Brandini compartilha da visão de Denize sobre a síndrome da prateleira de supermercado: “Somos seduzidos por uma infinidade de produtos cosméticos dispostos nas prateleiras dos supermercados. Nos lavamos, nos perfumamos e nos lambuzamos diariamente com sabonetes e xampus (que nada mais são do que sabão perfumado), pasta de dentes e cremes hidratantes com abrasivos microscópicos, alvejantes químicos e essências cuja origem natural do produto é duvidosa, para não dizer caluniosa”, diz. “Eu não confiaria em nada que diga “manter fora do alcance das crianças”, ironiza o oceanógrafo.
Na fábrica artesanal de Denize e em tantas outras que se multiplicam no Brasil e no exterior, uma nova ética e estética estão se erguendo e saciando a necessidade, crescente na sociedade, de que cada um pode fazer uma parte no processo de proteção ambiental, começando por proteger a própria saúde.
'Faça uma lista'
Em seu artigo, o oceanógrafo ainda convoca o leitor: “Sem querer preocupá-lo (a), eu sugiro que após ler esse artigo você perca um pouco do seu tempo e acesse o banco de dados do SkinDeep. Vá até o banheiro e selecione qualquer produto de higiene pessoal. Faça uma lista com o nome dos compostos químicos descritos na ‘composição’ do seu sabonete, xampu ou pasta de dente preferidos. Veja a capacidade que cada um tem de produzir algum mal à saúde e seu potencial de acúmulo no meio ambiente”, adverte.

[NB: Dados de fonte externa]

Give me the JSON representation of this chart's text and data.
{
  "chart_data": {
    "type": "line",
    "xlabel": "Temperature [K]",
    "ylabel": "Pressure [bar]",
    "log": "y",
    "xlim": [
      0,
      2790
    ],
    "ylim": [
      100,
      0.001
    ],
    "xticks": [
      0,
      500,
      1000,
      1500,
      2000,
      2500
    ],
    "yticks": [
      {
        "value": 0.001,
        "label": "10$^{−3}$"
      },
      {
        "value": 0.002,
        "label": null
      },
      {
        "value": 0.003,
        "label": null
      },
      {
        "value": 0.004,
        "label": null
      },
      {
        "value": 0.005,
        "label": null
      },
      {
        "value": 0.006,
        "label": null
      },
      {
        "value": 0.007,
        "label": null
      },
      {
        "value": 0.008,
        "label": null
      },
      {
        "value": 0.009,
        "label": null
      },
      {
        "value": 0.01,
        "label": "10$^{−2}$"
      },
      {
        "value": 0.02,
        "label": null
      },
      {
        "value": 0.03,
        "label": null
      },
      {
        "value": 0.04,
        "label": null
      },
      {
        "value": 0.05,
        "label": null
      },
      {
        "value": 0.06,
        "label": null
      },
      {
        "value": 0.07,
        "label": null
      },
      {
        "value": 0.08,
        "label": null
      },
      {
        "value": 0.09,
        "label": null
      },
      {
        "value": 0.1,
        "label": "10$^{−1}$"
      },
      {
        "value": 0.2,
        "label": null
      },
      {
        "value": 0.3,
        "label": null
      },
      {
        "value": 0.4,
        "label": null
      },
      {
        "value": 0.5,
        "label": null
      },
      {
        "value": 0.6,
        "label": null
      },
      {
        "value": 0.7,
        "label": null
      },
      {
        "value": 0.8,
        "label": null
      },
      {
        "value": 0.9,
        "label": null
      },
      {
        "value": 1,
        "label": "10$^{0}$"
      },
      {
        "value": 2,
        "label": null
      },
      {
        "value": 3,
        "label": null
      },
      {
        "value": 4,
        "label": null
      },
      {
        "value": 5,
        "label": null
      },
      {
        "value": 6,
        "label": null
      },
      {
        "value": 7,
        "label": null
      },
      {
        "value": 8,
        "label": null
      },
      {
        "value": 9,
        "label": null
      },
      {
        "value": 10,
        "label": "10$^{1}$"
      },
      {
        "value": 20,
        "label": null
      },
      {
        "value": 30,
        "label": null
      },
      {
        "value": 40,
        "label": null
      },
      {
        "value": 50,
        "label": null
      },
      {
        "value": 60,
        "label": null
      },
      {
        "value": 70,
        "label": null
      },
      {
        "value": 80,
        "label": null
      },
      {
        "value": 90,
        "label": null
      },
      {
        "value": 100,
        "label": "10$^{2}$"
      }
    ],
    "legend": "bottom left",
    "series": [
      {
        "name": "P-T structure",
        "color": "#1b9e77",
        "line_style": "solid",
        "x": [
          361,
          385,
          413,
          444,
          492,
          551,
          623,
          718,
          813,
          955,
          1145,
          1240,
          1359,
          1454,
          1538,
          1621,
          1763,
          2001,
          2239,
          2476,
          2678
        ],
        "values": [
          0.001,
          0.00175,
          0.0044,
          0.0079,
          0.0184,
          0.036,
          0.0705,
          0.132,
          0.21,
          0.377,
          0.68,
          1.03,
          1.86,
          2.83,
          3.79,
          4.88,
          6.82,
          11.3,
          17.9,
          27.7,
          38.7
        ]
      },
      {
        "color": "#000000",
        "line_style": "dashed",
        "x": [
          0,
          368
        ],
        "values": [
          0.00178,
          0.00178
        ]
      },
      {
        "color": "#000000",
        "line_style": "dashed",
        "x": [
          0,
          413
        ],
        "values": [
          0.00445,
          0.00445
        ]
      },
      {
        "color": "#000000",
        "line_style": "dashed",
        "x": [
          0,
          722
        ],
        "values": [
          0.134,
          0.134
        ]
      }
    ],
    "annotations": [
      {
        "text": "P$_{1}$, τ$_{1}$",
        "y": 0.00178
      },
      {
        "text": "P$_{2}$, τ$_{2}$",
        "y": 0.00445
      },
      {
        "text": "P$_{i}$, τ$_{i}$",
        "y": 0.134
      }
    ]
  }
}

“São todos produtos que eu, você e todos nós usamos indiscriminadamente todos os dias desde a Revolução Química Industrial, após a Segunda Guerra. São décadas de uso constante. Talvez os POPs não sejam as causas diretas de muitos problemas de saúde que nós e os animais marinhos sofremos, ou que ainda sofrerão. Mas com certeza são mais uma herança que deixaremos para o banco de contaminantes da biodiversidade marinha. Corremos o risco de nos tornar uma sociedade intoxicada por nosso próprio veneno em frascos fálicos e potes cheirosos, marcando diariamente nossos territórios com urina contaminada”, relata, lamentavelmente.